Taylor's theorem: $\log(1-z) = -(1-h(z)) z$ where $\lim_{z \to 0} h(z) =0$.

\begin{align} \lim_{n \to \infty} n \log \frac{(n!)^2}{(n-x)!(n+x)!} &= \lim_{n \to \infty} n \sum_{k=1}^{x} \log \frac{n-x+k}{n+k} \\ &= \lim_{n \to \infty}n \sum_{k=1}^x \log\left(1-\frac{x}{n+k}\right) \\ &= - \lim_{n \to \infty} n \sum_{k=1}^x (1 - h(x/(n+k))\frac{x}{n+k} \\ &= - x \sum_{k=1}^x \lim_{n \to \infty}\frac{n}{n+k} \\ &= -x^2 \end{align}

Edit:

If I haven't made some error, this seems to be the simplest approach that avoids hand-wavy approximations (the only approximation comes from the application of Taylor's theorem). No need for Stirling's approximation or gamma functions. However, as Mourad points out, this proof relies on $x$ being an integer (I assumed this since OP stated the question using factorials instead of the gamma function, and because OP was looking for a probabilistic/combinatorial interpretation), so the general setting would require some approximation of the gamma function, in which case the other answers would be better-suited.

Regarding a probabilistic explanation, I think leonbloy's edit has the simplest interpretation, although (as with the main part of his answer) I think some care must be taken to ensure that the approximations to $\frac{(n!)^2}{(n-x)!(n+x)!}$ do not blow up when raising everything to the $n$th power. The advantage of taking the limit of the logarithm as I have done here is seeing exactly how fine of an approximation I need on the main term $\log \frac{(n!)}{(n-x)!(n+x)!}$ in order to not blow up when the factor of $n$ enters from the outside.

Answer 4

This is not meant to be a fully rigorous argument, but gives some idea of where the $e^{-x^2}$ is coming from:

Start with $2n^2$ coins, and group them into $n$ groups of $2n$. Flip them all. The probability that, within each group, you get exactly $n$ heads, is $$2^{-2n^2} \left( \frac{(2n)!}{n! \ n!} \right)^n.$$ The probability that, in each group, you get precisely $n+x$ heads, is $$2^{-2n^2} \left( \frac{(2n)!}{(n+x)!(n-x)!} \right)^n.$$ The ratio of the two is $$\left( \frac{n! \ n!}{(n+x)! (n-x)!} \right)^n.$$

What I want to do is use the central limit theorem.
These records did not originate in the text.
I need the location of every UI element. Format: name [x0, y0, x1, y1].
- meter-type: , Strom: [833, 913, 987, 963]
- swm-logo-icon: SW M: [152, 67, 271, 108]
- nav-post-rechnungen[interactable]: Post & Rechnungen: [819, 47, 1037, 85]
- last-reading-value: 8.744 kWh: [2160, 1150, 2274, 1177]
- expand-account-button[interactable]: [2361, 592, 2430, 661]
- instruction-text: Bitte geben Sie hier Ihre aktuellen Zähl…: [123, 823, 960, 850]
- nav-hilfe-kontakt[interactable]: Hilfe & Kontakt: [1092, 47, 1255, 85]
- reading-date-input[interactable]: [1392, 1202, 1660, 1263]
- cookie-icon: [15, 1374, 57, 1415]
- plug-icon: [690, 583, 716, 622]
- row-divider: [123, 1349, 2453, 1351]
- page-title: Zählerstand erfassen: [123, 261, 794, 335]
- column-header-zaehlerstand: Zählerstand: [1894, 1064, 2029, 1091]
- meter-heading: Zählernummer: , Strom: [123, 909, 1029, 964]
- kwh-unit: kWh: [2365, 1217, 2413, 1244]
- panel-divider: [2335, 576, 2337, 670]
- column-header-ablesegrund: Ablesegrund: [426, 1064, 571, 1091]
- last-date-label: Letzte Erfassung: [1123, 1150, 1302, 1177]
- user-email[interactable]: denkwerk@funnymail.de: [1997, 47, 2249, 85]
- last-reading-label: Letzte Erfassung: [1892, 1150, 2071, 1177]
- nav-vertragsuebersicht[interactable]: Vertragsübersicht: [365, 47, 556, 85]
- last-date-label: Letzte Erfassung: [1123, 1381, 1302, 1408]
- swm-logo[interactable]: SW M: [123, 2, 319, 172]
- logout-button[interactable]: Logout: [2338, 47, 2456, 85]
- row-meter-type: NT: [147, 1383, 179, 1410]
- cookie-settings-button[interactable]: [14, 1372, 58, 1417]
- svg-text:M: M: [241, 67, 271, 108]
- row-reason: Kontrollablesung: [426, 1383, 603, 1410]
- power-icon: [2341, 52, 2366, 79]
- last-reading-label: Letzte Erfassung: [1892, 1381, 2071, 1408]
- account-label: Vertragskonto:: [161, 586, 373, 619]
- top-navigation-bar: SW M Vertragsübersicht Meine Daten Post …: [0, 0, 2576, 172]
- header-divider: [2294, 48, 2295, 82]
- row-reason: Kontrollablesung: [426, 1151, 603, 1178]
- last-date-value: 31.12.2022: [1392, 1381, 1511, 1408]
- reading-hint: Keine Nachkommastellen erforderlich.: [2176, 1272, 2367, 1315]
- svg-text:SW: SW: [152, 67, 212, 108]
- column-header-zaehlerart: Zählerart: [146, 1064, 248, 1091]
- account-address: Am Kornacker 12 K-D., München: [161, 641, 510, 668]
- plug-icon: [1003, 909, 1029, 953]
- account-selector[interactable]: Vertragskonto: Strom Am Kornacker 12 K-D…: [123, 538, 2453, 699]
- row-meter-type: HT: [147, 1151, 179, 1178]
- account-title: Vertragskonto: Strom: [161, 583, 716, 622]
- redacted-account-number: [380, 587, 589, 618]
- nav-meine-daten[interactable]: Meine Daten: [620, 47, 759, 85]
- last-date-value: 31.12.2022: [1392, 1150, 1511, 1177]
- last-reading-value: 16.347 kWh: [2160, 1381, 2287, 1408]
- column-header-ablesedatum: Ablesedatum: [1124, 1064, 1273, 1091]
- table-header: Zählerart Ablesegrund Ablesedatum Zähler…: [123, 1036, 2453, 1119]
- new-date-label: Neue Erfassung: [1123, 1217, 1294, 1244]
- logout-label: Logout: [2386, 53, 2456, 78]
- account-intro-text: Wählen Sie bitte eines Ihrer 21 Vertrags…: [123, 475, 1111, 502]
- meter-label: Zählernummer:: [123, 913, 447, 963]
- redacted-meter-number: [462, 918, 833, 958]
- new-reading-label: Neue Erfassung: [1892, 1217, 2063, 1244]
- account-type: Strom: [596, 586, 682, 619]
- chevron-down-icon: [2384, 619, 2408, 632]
The trouble is that the versions of the CLT that I know work in a fixed number of dimensions, not a growing number. But here is a rough approach which I hope makes your answer plausible.

Let's collapse the boundaries between the groups and just ask about getting $n^2$ total heads, versus $n(n+x)$ total heads. The expected number of heads is $n^2$ and the standard deviation is $\sqrt{2n^2}/2 = n/\sqrt{2}$, so $n(n+x)$ heads is $\sqrt{2} x$ standard deviations away from the mean. By the central limit theorem, we expect the probability of $n(n+x)$ heads to be a factor of $e^{-(\sqrt{2} x)^2/2} = e^{-x^2}$ smaller than the probability of $n^2$ heads. This part is rigorous.

Here comes the fuzzy part. The most likely way to get $n^2$ heads is that each group gets $n$, and the most likely way to get $n(n+x)$ heads is that each group gets $n+x$. So it doesn't surprise me that the ratio is also $e^{-x^2}$ here.